Whenever such segmental duplications occur, some of the duplicated genes are always functional, but other genes acquire mutations, turn into pseudogenes, and may be recombined into the progeny during the meiotic crossover.
“It is one way to generate diversity,” explains Dr. Yu, “but it is also a way to get into trouble, because functional genes acquire mutations.” One of the genes in the immediate vicinity of C4, CYP21, encodes an essential enzyme involved in the biosynthesis of cortisone and mineralocorticoids, and its deficiency results in excessive male sexual hormone and congenital adrenal hyperplasia.
Mapping
Jan Korbel, Ph.D., group leader at EMBL Heidelberg, will talk about recent progress his group has made in using high-resolution and massive paired-end mapping, in which 3 kb fragments of paired ends are prepared and sequenced with next-generation approaches, to generate high-resolution copy number variation maps.
These maps are highly informative of the potential functional impact of genomic variations, and they can provide insights into the recent history of how copy number variations evolved in various genomes.
Research into genetic variation with effects on olfactory physiology is just one of the research interests in the Korbel lab, partly as a collaboration with Doron Lancet, Ph.D., from the Weizmann Institute of Science. “The numbers and types of olfactory receptor genes seem to be much more different between individuals than people previously thought,” reveals Dr. Korbel.
His work identified a large number of olfactory receptor gene deletions in some individuals, with some parts consistently missing. Another interesting finding, that olfactory receptor genes sometimes fuse to generate a new gene, represents an interesting phenomenon from an evolutionary perspective. “It is becoming obvious now that copy number variation is just a normal process that leads to variation between individuals, but on a larger evolutionary timescale, it can lead to novel gene functions,” says Dr. Korbel.

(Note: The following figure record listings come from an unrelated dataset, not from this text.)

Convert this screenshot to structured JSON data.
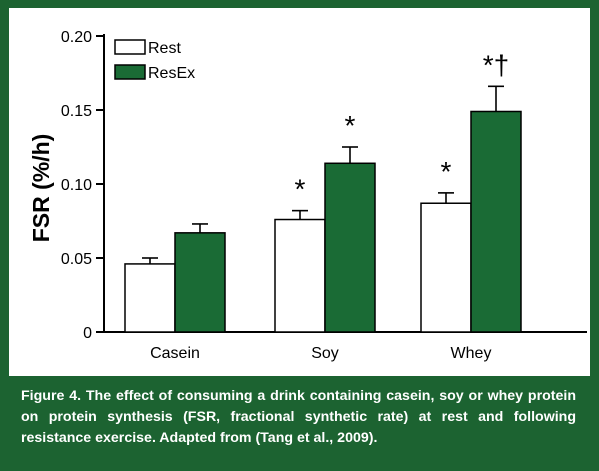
{
  "colors": {
    "frame": "#1c6331",
    "rest": "#ffffff",
    "resex": "#1a6b35",
    "axis": "#000000",
    "caption_text": "#ffffff"
  },
  "chart_data": {
    "type": "bar",
    "title": "",
    "xlabel": "",
    "ylabel": "FSR (%/h)",
    "ylim": [
      0,
      0.2
    ],
    "yticks": [
      0,
      0.05,
      0.1,
      0.15,
      0.2
    ],
    "ytick_labels": [
      "0",
      "0.05",
      "0.10",
      "0.15",
      "0.20"
    ],
    "grid": false,
    "legend_position": "top-left",
    "categories": [
      "Casein",
      "Soy",
      "Whey"
    ],
    "series": [
      {
        "name": "Rest",
        "values": [
          0.046,
          0.076,
          0.087
        ],
        "errors": [
          0.004,
          0.006,
          0.007
        ],
        "markers": [
          "",
          "*",
          "*"
        ]
      },
      {
        "name": "ResEx",
        "values": [
          0.067,
          0.114,
          0.149
        ],
        "errors": [
          0.006,
          0.011,
          0.017
        ],
        "markers": [
          "",
          "*",
          "*†"
        ]
      }
    ]
  },
  "caption": "Figure 4. The effect of consuming a drink containing casein, soy or whey protein on protein synthesis (FSR, fractional synthetic rate) at rest and following resistance exercise. Adapted from (Tang et al., 2009)."
}
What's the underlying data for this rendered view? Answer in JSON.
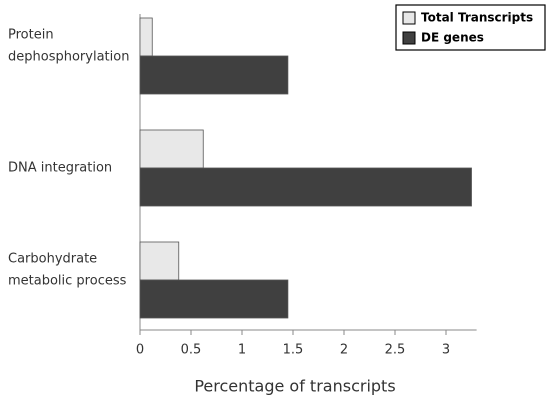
{
  "chart_data": {
    "type": "bar",
    "orientation": "horizontal",
    "categories": [
      [
        "Protein",
        "dephosphorylation"
      ],
      [
        "DNA integration"
      ],
      [
        "Carbohydrate",
        "metabolic process"
      ]
    ],
    "series": [
      {
        "name": "Total Transcripts",
        "color": "#e8e8e8",
        "values": [
          0.12,
          0.62,
          0.38
        ]
      },
      {
        "name": "DE genes",
        "color": "#404040",
        "values": [
          1.45,
          3.25,
          1.45
        ]
      }
    ],
    "xlabel": "Percentage of transcripts",
    "xlim": [
      0,
      3.3
    ],
    "xticks": [
      0,
      0.5,
      1,
      1.5,
      2,
      2.5,
      3
    ],
    "legend": "upper right",
    "grid": false
  }
}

The science of human copy number variations, while still in its infancy, has already demonstrated its profound impact on our ability to understand physiological processes, disease pathogenesis, and evolutionary concepts. When thinking about copy number variations, it is perhaps most relevant to remember microbial organisms, which, through their relative simplicity and amenability for investigation, provided so many of the key scientific concepts.
For many microbial species, variations in tandem repeat copy numbers represent an important aspect of their existence, as they shape virulence and contribute to antigenic variation and to the ability to escape immune surveillance.
In all likelihood, copy number variations hold the answers to some of the most fascinating questions in life sciences, and their importance across species is reminiscent of Aristotle’s words, dating back two millennia yet so very relevant today: “In all things of nature there is something of the marvelous.”